Figure 3. Loss of Smo increases frequency of cells with high levels of Numb and contributes to decreased CML growth

a, CML stem cells from Smo^+/+ and Smo^−/− leukaemias were stained with Numb (red, top panel) and 4,6-diamidino-2-phenylindole (DAPI; blue, bottom panel). Scale bar, 10 μM. b, The average fluorescence intensity (AFI) was determined by dividing the overall mean fluorescence intensity by the area of the cell (P = 0.002). c, The frequency of cells with high expression levels of Numb was calculated by designating cells above a mean fluorescence intensity value of 1,000 as high expressors (n = 3, using either CML KLS or CML c-Kit⁺ cells). d, KLSF cells were infected with MSCV-BCR-ABL1-IRES-GFP and either vector MSCV-IRES-YFP or MSCV-Numb-IRES-YFP. GFP and YFP double-positive cells were plated in methylcellulose, colonies were counted and cells were serially replated (n = 2, *P < 0.006). e, CML KLS cells were infected with viruses expressing control vector or Numb IRES-YFP. Infected cells were sorted and plated in methylcellulose (n = 2, P = 0.03).
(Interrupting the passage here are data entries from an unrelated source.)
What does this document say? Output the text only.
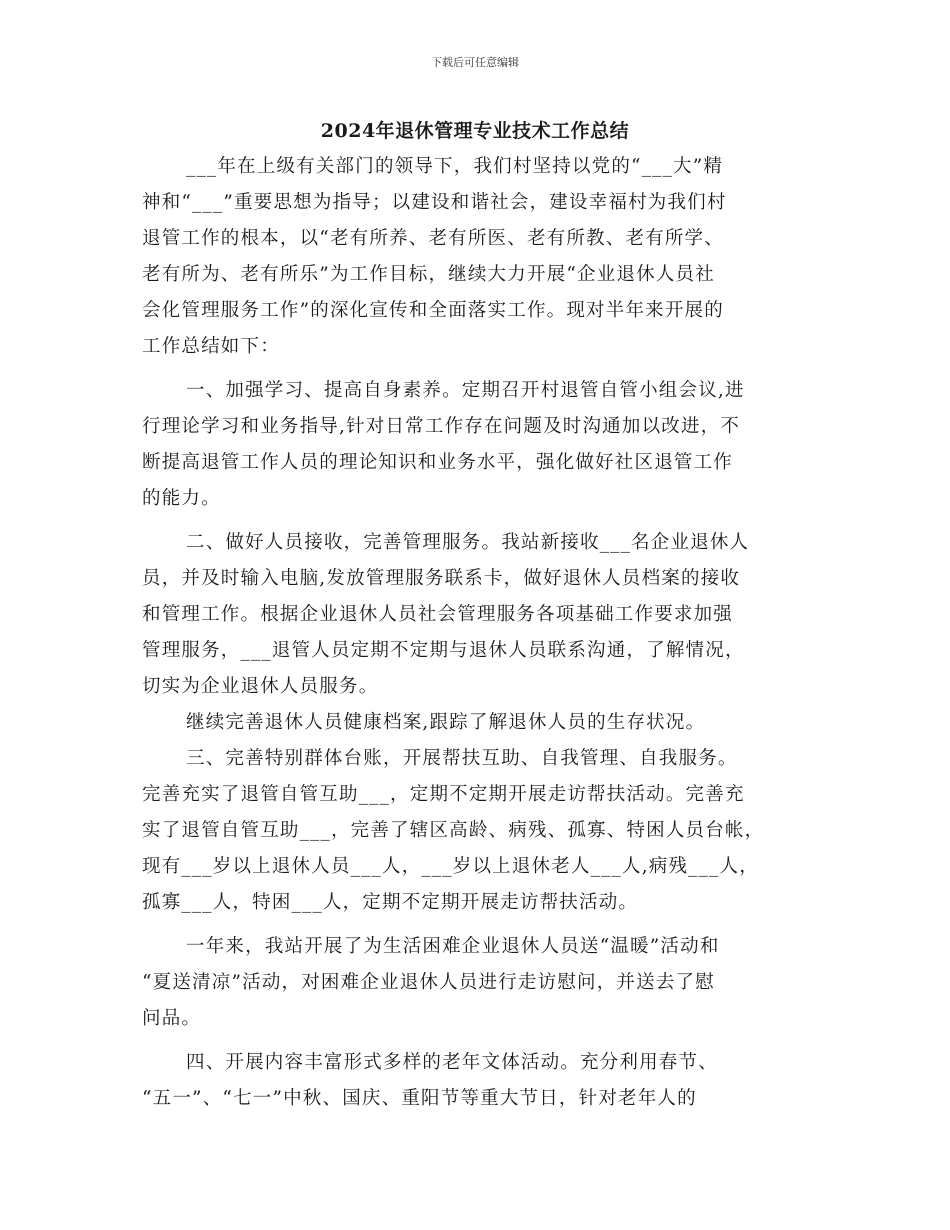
下载后可任意编辑
2024年退休管理专业技术工作总结
___年在上级有关部门的领导下，我们村坚持以党的“___大”精
神和“___”重要思想为指导；以建设和谐社会，建设幸福村为我们村
退管工作的根本，以“老有所养、老有所医、老有所教、老有所学、
老有所为、老有所乐”为工作目标，继续大力开展“企业退休人员社
会化管理服务工作”的深化宣传和全面落实工作。现对半年来开展的
工作总结如下：
一、加强学习、提高自身素养。定期召开村退管自管小组会议,进
行理论学习和业务指导,针对日常工作存在问题及时沟通加以改进，不
断提高退管工作人员的理论知识和业务水平，强化做好社区退管工作
的能力。
二、做好人员接收，完善管理服务。我站新接收___名企业退休人
员，并及时输入电脑,发放管理服务联系卡，做好退休人员档案的接收
和管理工作。根据企业退休人员社会管理服务各项基础工作要求加强
管理服务，___退管人员定期不定期与退休人员联系沟通，了解情况，
切实为企业退休人员服务。
继续完善退休人员健康档案,跟踪了解退休人员的生存状况。
三、完善特别群体台账，开展帮扶互助、自我管理、自我服务。
完善充实了退管自管互助___，定期不定期开展走访帮扶活动。完善充
实了退管自管互助___，完善了辖区高龄、病残、孤寡、特困人员台帐，
现有___岁以上退休人员___人，___岁以上退休老人___人,病残___人，
孤寡___人，特困___人，定期不定期开展走访帮扶活动。
一年来，我站开展了为生活困难企业退休人员送“温暖”活动和
“夏送清凉”活动，对困难企业退休人员进行走访慰问，并送去了慰
问品。
四、开展内容丰富形式多样的老年文体活动。充分利用春节、
“五一”、“七一”中秋、国庆、重阳节等重大节日，针对老年人的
Error bars in b–e are s.e.m.

Figure 4. Pharmacological inhibition of Smo impairs CML development and propagation

a, CML stem cells were plated in methylcellulose in the presence of 1 μM tomatidine (control) or cyclopamine (n = 2, *P = 0.005). b, Survival curve of mice transplanted with BCR–ABL1-infected KLS cells in the presence of vehicle or cyclopamine (n = 3 with 32 mice, P = 0.02). c, Representative example of CML stem-cell frequency in vehicle- or cyclopamine-treated CML. d, Average CML stem cell frequency in vehicle-or cyclopamine-treated mice (n = 4, *P = 0.03). e, KLSF cells were infected with wild-type BCR–ABL1 or the imatinib-resistant T315I mutant BCR–ABL1, and plated in methylcellulose with imatinib (2 μM) or cyclopamine (1 μM) (n = 2, *P < 0.004). f, Survival curve of mice receiving T3151 BCR–ABL1-infected KLSF cells and either vehicle or cyclopamine, 7 days after transplantation (n = 2 with 16 mice, P = 0.021). g, SMO PCR on primary uncultured human CML samples. h, Imatinib-resistant K562 blast crisis CML cells were plated in methycellulose in the presence of 1 μM tomatidine or cyclopamine (n = 2, *P < 0.01). i, CD34⁺ cells were sorted from primary uncultured human blast crisis CML samples and plated in methylcellulose in the presence of 1 μM tomatidine or cyclopamine (n = 3, *P < 0.05). Error bars in all bar graphs are s.e.m.